Queen’s speech met with caution by FTA

Leading trade body, the Freight Transport Association (FTA) has warned that handing planning decisions over to local councils may jeopardise important improvements to the UK’s transport network.

Reacting to the decentralisation and localism bill announced in the Queen’s speech, Malcolm Bingham, FTA’s Head of Road Network Management Policy,said:

“Although it sounds nice in principle, by giving local councils ultimate authority over planning decisions there is a risk that those tough decisions that need to be made for the good of the country’s strategic transport network as a whole will be pushed to one side.”
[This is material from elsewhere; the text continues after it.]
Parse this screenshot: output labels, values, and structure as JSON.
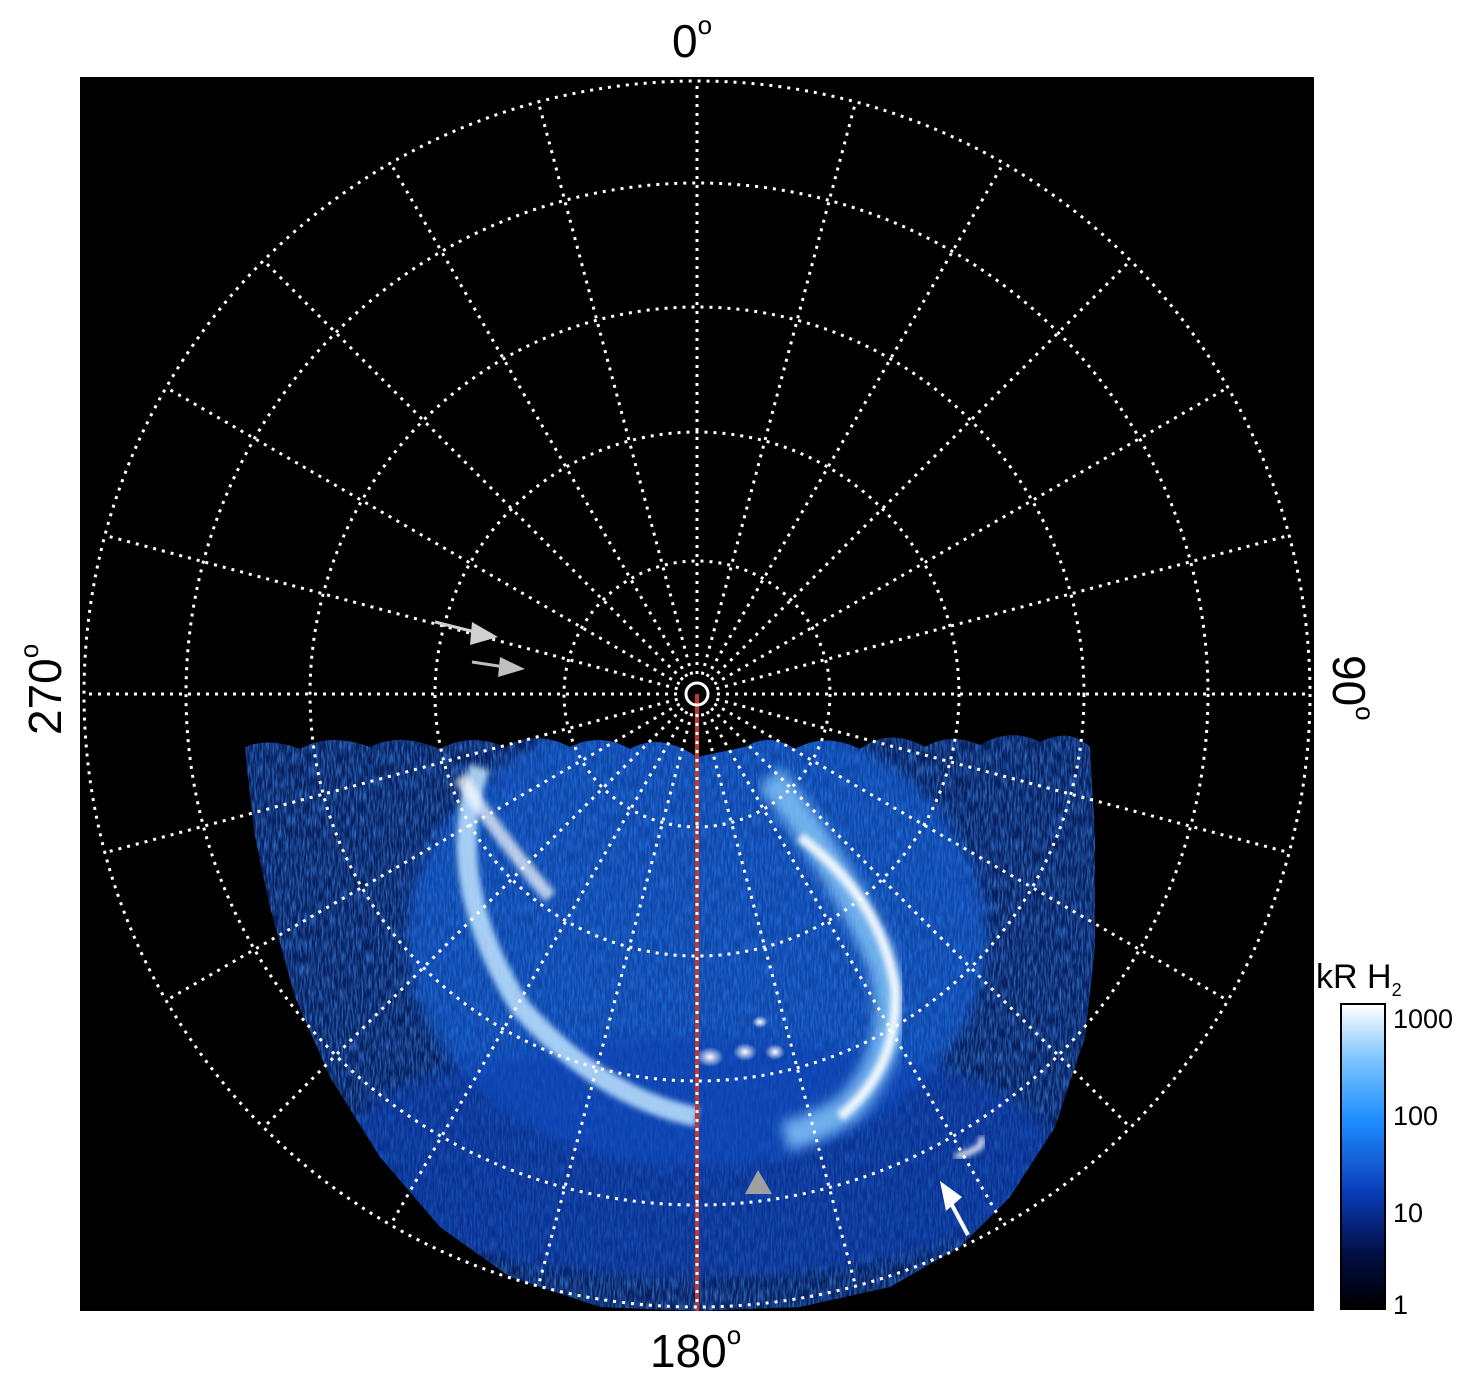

FTA has long since advocated adequate provision of truck stops where drivers can stop and rest in compliance with their legal requirements. It is feared that potential sites for safe and secure lorry parking may be dismissed by ‘knee jerk’ decisions made at a local level.

Bingham continued:

“Even Whitehall recognises that the current planning process has effectively led to gaps in lorry parking on the Strategic Road Network. A national strategy for the provision of secure and safe roadside facilities will ensure that provision is made in the most appropriate locations.

“There are some very good truck stops in the UK, but not enough along the UK’s road network to provide drivers with the level of safety and the amenities they require. As well as the threat of truck theft from organised criminal gangs it is important to impress on policy makers that well-rested drivers mean safer roads, for all of us.”

If the UK is to reap the environmental benefits of rail freight there needs to be far greater connectivity between road and rail. For this to happen, the granting of planning permission to build rail freight terminals will also require objectivity which may be difficult to achieve at a local level.

Chris MacRae, FTA’s Rail Freight Policy Manager, said:

“Investing in rail is key if the UK is to meet its carbon reduction targets, but if freight is unable to get on and off the network at the right place then this money will be wasted. For this reason it is crucial that the planning system for rail freight terminals is not made any more protracted than it currently is.”